C’était le grand jour ! Francky Craboui quittait enfin la minuscule échoppe dans laquelle il avait installé son agence de détective huit ans auparavant. Huit ans de filatures peu passionnantes, d’enquêtes de quartier sans grand intérêt si ce n’est celui de lui permettre de gagner sa vie jusqu’à présent. - « Ah ! Que de souvenirs ! » dit-il à voix haute alors qu’il était tout seul devant la porte de son échoppe. «Tous mes débuts dans le métier… » soupira-t-il avec un brin de nostalgie. Francky était en train de dévisser la plaque noire, située à droite de la porte d’entrée, sur laquelle l’inscription Craboui & Craboui Associés était gravée en lettres blanches. Elle n’avait pas trop vieilli. Il allait mettre une plaque neuve devant sa nouvelle agence mais il n’avait pas le droit de laisser l’ancienne là .

Le titre était un peu ronflant : Craboui & Craboui Associés, c’était tout simplement Francky Craboui et sa femme Poulette. Cette dernière n’était pas peu fière de cette formule car elle laissait planer un certain mystère sur l’activité de leur entreprise. Seule la consultation des pages jaunes de l ‘annuaire permettait de savoir que les Craboui étaient détectives. Justement cette fine équipe allait désormais établir son agence à Macau dans le Médoc et plus précisément au Château Cactus. Encore une trouvaille de Poulette, ce nom-là ! A l’origine Château Cactus était une véritable propriété viticole dans le Médoc. Malheureusement, un parasite avait ravagé la vigne de façon irréversible et ses exploitants avaient été obligés d’arracher jusqu’au dernier cep. Un véritable désastre écologique et économique ! Mais une sacré aubaine immobilière pour un petit détective de la banlieue bordelaise comme Francky!

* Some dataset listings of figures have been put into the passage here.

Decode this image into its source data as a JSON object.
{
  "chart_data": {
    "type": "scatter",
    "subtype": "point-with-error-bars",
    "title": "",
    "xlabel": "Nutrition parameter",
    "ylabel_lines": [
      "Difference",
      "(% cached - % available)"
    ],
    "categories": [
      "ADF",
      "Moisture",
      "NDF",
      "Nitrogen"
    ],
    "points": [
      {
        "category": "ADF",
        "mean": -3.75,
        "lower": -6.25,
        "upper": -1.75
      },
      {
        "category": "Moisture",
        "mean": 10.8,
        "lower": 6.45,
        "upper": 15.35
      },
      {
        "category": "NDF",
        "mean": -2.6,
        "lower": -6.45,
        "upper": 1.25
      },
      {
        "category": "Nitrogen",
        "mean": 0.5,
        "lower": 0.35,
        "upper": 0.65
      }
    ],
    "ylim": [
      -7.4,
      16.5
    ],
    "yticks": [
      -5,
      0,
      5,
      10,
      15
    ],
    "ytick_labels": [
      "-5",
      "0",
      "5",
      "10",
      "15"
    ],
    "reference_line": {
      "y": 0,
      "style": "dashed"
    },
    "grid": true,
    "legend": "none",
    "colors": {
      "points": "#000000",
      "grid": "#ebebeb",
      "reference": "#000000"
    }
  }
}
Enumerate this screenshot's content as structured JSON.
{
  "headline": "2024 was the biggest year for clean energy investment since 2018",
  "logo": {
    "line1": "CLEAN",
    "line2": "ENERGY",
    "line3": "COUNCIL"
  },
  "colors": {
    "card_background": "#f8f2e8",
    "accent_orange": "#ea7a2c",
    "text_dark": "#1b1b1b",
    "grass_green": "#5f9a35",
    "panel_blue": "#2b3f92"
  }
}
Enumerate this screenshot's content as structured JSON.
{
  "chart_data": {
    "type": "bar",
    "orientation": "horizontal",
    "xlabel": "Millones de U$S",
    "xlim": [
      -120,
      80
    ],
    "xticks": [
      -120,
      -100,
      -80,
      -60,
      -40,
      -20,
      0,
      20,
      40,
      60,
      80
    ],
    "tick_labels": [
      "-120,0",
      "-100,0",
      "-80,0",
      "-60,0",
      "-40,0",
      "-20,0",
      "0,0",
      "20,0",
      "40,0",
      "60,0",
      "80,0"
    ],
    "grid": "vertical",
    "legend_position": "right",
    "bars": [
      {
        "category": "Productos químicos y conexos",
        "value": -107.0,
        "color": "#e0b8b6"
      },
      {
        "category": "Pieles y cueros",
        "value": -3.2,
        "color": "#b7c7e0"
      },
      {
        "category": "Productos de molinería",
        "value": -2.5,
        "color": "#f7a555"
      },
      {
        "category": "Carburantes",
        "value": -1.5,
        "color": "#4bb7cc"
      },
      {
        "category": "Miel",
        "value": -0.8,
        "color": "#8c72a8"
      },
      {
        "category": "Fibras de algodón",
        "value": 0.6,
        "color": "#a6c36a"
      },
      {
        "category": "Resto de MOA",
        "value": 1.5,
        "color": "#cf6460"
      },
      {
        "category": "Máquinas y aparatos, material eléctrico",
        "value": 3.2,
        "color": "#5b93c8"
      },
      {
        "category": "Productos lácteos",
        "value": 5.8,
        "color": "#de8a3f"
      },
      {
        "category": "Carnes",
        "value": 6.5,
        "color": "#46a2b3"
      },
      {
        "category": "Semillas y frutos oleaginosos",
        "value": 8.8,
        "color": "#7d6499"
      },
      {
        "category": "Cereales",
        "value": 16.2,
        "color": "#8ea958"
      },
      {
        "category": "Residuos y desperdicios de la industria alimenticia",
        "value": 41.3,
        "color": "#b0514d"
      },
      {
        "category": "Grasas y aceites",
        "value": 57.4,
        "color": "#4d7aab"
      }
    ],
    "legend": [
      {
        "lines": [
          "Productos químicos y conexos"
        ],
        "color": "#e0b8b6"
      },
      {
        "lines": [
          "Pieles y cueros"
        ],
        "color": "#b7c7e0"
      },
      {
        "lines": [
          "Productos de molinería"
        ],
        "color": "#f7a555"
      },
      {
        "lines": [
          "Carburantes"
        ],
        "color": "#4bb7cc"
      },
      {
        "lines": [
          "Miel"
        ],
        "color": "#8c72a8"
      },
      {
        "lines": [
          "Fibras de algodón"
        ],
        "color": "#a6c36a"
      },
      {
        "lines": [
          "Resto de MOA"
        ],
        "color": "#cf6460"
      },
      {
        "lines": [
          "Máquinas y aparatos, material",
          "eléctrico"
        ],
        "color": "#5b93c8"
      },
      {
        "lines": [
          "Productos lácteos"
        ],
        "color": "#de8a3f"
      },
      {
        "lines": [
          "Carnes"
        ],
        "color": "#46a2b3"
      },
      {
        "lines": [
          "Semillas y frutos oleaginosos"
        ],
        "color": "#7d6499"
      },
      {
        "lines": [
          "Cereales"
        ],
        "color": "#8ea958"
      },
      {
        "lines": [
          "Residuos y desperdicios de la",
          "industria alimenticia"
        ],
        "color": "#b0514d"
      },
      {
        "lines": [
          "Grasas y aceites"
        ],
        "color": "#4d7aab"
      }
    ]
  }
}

Moyennant un emprunt, les Craboui avaient réussi à acheter ce château il y a quelques mois. Bien sûr, le nom n’était pas d’origine. Du temps des vignes, c’était le Château Dudamier, une propriété qui avait appartenu à la même famille de génération en génération depuis le XVIIème siècle. La nouvelle appellation ( pas viticole celle-là) était une idée de Poulette. L’arrachage des ceps de vigne en quantité avait laissé un grand vide autour de la belle bâtisse en pierre. Poulette avait tenu à meubler cet espace de manière originale. Elle avait cherché une idée qui détonnerait dans le paysage viticole environnant : une belle allée…de cactus ! Avec ce déménagement, les Craboui faisaient d’une pierre deux coups. Non seulement ils auraient plus de place pour ranger leurs dossiers mais leur travail et leur domicile seraient situés au même endroit. Finis les embouteillages interminables sur la rocade bordelaise pour rentrer le soir à la maison…

Poulette Craboui était à la fois la femme et l’assistante de Francky. Elle le lui répétait bien assez comme ça et c’est précisément ce qu’elle était en train de faire : - « Mais qu’est-ce que tu deviendrais sans moi, je fais le secrétariat, la comptabilité, sans compter le ménage, la cuisine, les courses.. » - « Oui, je sais, je sais… et moi je ne fais rien peut-être ? Je te rappelle tout de même que je passe mes journées à enquêter pour… » rétorquait son détective de mari lorsque la sonnerie du nouveau téléphone sans fil de l’agence interrompit cette discussion stérile. Poulette décrocha : - « Agence Craboui et Craboui Associés, bonjour ! Que puis-je pour vous ? » - « Oui, bonjour Madame. Je vous appelle à propos d’une affaire que la police ne prend pas au sérieux » - « De quoi s’agit-il Monsieur ? » - « D’un vol de chaussettes. Depuis quelques semaines, à chaque fois que j’étends mon linge dehors, mes chaussettes disparaissent systématiquement. Je sais que ça a l’air ridicule mais je voudrais savoir ce que deviennent mes chaussettes. » - « Ce n’est ridicule du tout Monsieur, nous prenons toutes les affaires au sérieux. Je vous propose de passer à l’agence pour ouvrir un dossier et nous donner le maximum de détails .»

C’était la première enquête que Francky aurait à traiter depuis l’installation de l’agence à Château Cactus. Il allait inaugurer son nouveau matériel : un ordinateur portable dernier cri avec un accès à Internet à très haut débit, un fax ultramoderne, un appareil photo et un caméscope numériques. Autant d’investissements in-dis-pen-sa-bles avait-il expliqué à Poulette lorsqu’elle s’était insurgée devant tant de dépenses. Toute la technologie nécessaire à un cabinet de détective du vingt et unième siècle ! D’ici quelques heures, Francky aurait les premiers éléments pour démarrer son enquête sur ce vol de chaussettes.